# Use Importance Sampling and Monte carlo for estimating a summation

Maybe my question is pretty basic and dumb. I'm studying computer science. In one problem i have to use Monte Carlo method and Importance sampling in order to estimate a big sum. I've seen Monte Carlo integration that may be the same but i am confused.

All i have to do is to find a way to approximate this sum:

$$A =\sum_{c=1}^{C} a(c)\text{ ,}$$ where C a very large number.

In the case of Importance sampling i can understand that, given a distribution $q$, $$A =\sum_{c=1}^{C} \frac{a(c)q}{q} = E_q[\frac{a(c)}{q}]$$ and then we approximate it as: $$A \approx \frac{1}{S}\sum_{s=1}^{S}\frac{a(s)}{q(s) }$$ Is that correct? How could i use Simple Monte Carlo?

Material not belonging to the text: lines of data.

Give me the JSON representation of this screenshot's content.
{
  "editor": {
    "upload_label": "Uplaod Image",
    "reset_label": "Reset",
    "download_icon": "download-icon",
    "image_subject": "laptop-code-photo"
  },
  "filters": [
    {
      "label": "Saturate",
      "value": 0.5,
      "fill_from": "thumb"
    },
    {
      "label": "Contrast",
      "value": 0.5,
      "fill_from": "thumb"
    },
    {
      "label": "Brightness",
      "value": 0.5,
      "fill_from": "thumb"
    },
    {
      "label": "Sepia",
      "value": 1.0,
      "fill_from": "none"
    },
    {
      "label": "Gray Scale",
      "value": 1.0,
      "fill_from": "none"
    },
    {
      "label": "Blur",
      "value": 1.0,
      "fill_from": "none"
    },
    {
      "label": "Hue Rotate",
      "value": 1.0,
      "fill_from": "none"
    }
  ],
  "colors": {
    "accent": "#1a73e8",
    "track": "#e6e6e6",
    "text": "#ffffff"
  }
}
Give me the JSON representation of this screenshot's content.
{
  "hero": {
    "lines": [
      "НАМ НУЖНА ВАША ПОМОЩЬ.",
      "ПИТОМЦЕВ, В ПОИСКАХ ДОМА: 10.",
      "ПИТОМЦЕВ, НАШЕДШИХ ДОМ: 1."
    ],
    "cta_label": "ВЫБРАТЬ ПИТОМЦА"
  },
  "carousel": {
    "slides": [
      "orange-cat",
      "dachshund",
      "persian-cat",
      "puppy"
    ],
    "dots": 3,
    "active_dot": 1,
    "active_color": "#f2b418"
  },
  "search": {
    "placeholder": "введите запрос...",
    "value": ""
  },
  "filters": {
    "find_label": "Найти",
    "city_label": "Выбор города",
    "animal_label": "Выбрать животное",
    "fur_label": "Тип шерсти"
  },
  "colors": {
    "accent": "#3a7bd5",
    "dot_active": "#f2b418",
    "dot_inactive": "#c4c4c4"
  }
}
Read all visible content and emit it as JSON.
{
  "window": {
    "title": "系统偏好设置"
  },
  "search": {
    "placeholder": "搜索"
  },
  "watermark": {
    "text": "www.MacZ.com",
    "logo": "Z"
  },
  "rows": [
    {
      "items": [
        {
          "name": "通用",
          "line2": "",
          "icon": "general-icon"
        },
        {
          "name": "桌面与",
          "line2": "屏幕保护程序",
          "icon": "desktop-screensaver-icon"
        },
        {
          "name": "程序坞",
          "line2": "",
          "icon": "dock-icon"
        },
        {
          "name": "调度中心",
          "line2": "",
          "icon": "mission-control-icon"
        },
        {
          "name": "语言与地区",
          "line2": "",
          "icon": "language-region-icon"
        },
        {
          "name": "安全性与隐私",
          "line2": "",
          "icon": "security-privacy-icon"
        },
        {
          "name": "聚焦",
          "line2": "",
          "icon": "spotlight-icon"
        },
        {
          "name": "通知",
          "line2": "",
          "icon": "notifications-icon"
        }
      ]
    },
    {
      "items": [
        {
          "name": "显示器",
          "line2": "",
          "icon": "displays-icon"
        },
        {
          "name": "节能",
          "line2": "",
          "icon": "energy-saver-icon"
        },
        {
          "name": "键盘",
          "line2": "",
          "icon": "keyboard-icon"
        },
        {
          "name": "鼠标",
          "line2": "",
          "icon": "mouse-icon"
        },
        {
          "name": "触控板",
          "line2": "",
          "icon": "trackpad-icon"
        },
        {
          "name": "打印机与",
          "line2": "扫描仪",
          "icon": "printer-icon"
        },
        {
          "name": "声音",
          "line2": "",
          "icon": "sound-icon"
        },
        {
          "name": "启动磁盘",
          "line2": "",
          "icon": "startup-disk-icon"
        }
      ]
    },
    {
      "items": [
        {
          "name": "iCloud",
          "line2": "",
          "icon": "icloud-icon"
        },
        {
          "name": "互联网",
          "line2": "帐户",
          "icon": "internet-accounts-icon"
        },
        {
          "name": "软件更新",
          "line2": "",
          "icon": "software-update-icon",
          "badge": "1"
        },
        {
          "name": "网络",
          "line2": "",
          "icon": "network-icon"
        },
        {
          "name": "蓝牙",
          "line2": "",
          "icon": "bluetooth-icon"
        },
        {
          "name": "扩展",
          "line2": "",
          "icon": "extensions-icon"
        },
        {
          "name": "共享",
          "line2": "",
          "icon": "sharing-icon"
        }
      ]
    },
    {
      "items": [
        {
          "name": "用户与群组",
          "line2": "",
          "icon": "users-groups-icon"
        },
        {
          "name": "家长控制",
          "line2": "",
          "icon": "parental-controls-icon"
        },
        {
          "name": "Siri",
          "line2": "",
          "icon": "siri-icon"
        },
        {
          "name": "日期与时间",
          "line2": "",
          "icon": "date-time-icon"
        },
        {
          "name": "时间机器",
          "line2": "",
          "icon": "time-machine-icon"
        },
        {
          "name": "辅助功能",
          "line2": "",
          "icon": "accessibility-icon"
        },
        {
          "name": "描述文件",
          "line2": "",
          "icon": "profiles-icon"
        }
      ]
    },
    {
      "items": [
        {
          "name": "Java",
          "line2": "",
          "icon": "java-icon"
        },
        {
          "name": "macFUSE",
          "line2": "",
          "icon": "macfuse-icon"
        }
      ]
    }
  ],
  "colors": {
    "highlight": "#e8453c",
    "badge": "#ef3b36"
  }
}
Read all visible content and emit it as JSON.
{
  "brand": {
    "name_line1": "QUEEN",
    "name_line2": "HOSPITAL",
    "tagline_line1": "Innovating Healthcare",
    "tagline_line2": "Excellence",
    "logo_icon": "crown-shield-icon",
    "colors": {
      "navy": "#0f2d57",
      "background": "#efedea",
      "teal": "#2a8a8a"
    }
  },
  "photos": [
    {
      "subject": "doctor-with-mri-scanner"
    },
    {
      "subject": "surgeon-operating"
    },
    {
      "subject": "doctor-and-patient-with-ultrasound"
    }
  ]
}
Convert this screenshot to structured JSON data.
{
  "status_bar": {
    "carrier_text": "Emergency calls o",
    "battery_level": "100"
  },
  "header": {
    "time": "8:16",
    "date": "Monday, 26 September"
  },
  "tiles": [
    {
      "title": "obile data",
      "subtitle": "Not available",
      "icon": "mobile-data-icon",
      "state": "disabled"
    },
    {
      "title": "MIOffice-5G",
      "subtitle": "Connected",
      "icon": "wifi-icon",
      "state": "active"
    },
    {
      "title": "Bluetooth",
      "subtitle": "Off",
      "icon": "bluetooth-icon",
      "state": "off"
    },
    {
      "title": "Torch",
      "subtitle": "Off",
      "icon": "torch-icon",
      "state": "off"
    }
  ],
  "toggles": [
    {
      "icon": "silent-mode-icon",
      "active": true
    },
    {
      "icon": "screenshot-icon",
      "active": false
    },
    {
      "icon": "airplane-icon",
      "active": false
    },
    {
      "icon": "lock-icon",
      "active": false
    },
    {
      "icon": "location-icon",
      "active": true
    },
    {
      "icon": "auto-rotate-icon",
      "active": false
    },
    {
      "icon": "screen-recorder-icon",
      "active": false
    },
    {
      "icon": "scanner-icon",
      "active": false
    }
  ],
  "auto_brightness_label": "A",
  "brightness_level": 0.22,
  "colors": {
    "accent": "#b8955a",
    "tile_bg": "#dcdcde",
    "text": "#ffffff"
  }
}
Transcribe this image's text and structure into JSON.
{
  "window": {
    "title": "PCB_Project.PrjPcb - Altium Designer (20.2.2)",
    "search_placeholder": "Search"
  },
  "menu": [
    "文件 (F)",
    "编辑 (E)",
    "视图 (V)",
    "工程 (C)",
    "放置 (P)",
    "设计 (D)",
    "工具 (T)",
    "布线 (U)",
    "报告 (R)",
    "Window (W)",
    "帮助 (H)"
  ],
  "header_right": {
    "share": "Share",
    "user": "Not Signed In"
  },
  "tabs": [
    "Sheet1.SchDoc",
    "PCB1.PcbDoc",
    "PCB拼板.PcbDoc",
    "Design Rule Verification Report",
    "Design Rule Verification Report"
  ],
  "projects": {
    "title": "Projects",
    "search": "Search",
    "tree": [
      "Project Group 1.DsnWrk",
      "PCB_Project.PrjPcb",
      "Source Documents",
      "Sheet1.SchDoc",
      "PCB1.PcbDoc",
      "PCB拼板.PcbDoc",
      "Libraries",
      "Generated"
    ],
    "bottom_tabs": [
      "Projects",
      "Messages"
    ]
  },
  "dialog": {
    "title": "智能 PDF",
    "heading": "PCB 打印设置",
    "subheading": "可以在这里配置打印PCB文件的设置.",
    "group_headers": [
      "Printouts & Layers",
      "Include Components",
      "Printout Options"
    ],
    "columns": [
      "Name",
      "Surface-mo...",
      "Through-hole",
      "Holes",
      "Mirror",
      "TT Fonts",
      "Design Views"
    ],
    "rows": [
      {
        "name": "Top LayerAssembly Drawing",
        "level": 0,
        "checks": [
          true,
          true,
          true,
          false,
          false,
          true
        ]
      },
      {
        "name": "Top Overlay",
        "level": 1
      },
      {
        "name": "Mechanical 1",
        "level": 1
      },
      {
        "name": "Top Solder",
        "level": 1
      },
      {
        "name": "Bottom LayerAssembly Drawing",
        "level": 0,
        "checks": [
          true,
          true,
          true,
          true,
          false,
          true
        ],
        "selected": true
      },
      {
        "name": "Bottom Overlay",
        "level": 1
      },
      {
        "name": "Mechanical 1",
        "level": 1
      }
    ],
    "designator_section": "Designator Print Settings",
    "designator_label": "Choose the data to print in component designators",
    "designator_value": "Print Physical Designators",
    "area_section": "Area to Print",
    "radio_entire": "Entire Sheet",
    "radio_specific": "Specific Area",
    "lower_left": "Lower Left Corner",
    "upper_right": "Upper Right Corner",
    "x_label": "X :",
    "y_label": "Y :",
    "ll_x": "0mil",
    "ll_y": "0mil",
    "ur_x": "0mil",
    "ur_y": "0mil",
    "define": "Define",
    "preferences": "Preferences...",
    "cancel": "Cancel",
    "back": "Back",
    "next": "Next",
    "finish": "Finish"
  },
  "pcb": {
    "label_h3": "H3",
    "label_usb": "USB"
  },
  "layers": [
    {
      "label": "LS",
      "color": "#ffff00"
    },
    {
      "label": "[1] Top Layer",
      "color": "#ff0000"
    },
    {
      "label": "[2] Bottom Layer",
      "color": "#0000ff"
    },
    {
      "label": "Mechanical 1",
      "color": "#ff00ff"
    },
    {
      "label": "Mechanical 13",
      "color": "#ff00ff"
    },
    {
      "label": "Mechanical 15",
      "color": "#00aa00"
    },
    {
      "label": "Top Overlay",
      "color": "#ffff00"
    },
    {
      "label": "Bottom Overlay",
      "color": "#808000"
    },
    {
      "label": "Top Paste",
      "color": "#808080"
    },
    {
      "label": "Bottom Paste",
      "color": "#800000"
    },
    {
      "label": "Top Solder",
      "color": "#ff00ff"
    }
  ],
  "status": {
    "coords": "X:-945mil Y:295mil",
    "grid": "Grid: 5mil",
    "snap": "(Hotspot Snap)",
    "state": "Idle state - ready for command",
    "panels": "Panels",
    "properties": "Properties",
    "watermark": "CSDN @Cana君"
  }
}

As stated your question does not make complete sense: if you are only interested in$$\mathfrak{A} =\sum_{c=1}^{C} a(c)$$and if $C$ is too large for the computation to be done, then representing $\mathfrak{A}$ as an expectation$$\mathfrak{A}=\mathbb{E}[\mathscr{A}(X)]$$can be a way to approximate $\mathfrak{A}$ by a Monte Carlo approximation: by the Law of Large Numbers, generating a sample $X_1,\ldots,X_n$ from the distribution associated with the expectation $\mathbb{E}[\mathscr{A}(X)]$ leads to a converging (in $n$) estimator$$\hat{\mathfrak{A}}_n=\frac{1}{n}\sum_{i=1}^n\mathscr{A}(X_i)]$$The key notion in Monte Carlo approximations is that the said distribution is almost arbitrary. One naïve solution is to see $\mathfrak{A}$ as the expectation of $C a(\cdot)$ against the Uniform distribution on $\{1,\ldots,C\}$. But almost any other choice is acceptable, in that, given a probability distribution $q(\cdot)$ positive everywhere on $\{1,\ldots,C\}$, the identity $$\mathfrak{A}=\mathbb{E}_q[\mathscr{A}(X)/q(X)]$$stands. This means that generating from $q$, i.e., producing a sample $X_1,\ldots,X_n$ distributed from $q$, the approximation$$\hat{\mathfrak{A}}_n=\frac{1}{n}\sum_{i=1}^n\mathscr{A}(X_i)]/q(X_i)$$also is a converging (in $n$) estimator. The choice of $q$ matters: The closer $q$ is to $|a|$, the better the approximation.